The disc also has a handful of extras that, apart from previews and commercials, consists of CG featurettes. The disc was clearly authored to the broadest possible international standards (“Don’t throw any content on here that we can’t re-author by simply changing the display language on some of the menu items”) so most of the features are mostly visual in nature. The main featurettes include a number of Space Battleship Yamato Pre-Visualizations, rough, animated conceptual sequences created for the cast and production team to have an idea of what the final effect sequences will look like (it’s always easier to act scared of a big green wall if you know just what that wall will look like in the final film.

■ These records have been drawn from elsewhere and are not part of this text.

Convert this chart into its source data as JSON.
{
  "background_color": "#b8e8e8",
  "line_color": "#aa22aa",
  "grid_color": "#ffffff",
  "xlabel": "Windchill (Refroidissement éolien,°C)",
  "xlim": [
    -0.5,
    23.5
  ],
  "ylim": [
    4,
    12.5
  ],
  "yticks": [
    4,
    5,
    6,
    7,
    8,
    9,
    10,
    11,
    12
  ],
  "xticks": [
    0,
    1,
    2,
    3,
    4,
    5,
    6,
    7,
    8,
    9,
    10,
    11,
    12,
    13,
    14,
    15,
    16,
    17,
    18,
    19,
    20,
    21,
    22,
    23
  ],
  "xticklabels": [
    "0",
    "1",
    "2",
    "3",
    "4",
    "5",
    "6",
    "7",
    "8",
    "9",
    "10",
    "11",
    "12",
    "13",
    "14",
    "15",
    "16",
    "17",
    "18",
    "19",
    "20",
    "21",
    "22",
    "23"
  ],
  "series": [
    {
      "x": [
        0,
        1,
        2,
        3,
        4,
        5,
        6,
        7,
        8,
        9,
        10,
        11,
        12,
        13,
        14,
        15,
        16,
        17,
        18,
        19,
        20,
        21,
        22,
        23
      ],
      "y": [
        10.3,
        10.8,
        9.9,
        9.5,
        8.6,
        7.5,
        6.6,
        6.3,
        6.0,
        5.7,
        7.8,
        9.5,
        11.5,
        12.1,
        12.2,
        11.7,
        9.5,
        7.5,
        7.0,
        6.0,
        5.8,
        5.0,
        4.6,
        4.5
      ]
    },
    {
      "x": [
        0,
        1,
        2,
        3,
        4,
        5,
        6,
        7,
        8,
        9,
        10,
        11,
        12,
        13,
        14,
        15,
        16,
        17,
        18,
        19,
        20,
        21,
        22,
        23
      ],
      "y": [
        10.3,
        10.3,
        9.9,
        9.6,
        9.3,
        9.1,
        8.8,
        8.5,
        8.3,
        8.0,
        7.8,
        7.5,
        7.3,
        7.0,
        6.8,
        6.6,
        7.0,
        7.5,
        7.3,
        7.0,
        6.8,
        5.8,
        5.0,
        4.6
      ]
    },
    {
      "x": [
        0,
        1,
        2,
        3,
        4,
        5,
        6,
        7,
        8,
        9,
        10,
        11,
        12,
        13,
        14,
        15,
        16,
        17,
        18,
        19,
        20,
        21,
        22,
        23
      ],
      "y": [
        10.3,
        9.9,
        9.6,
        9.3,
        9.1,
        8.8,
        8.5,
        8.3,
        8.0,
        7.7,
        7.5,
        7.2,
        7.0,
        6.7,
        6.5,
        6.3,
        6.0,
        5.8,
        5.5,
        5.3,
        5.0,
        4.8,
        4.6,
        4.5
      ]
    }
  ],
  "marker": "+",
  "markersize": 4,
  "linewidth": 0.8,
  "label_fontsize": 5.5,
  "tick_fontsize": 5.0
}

And did you know why that big wall is green, anyway? It’s because green is the color farthest away from most skin tones on a color chart, meaning there’s less chance of someone’s head disappearing during the final compositing of an effects sequence. See? These reviews aren’t just fun, they’re also darn educational). The other primary extra is a breakdown of the film’s major effects sequences using split screen and wipe transitions to show all the individual plates, models and elements that were layered together to create the final scenes. It’s interesting but nothing too different from the many other similar Making Of segments we’ve seen before.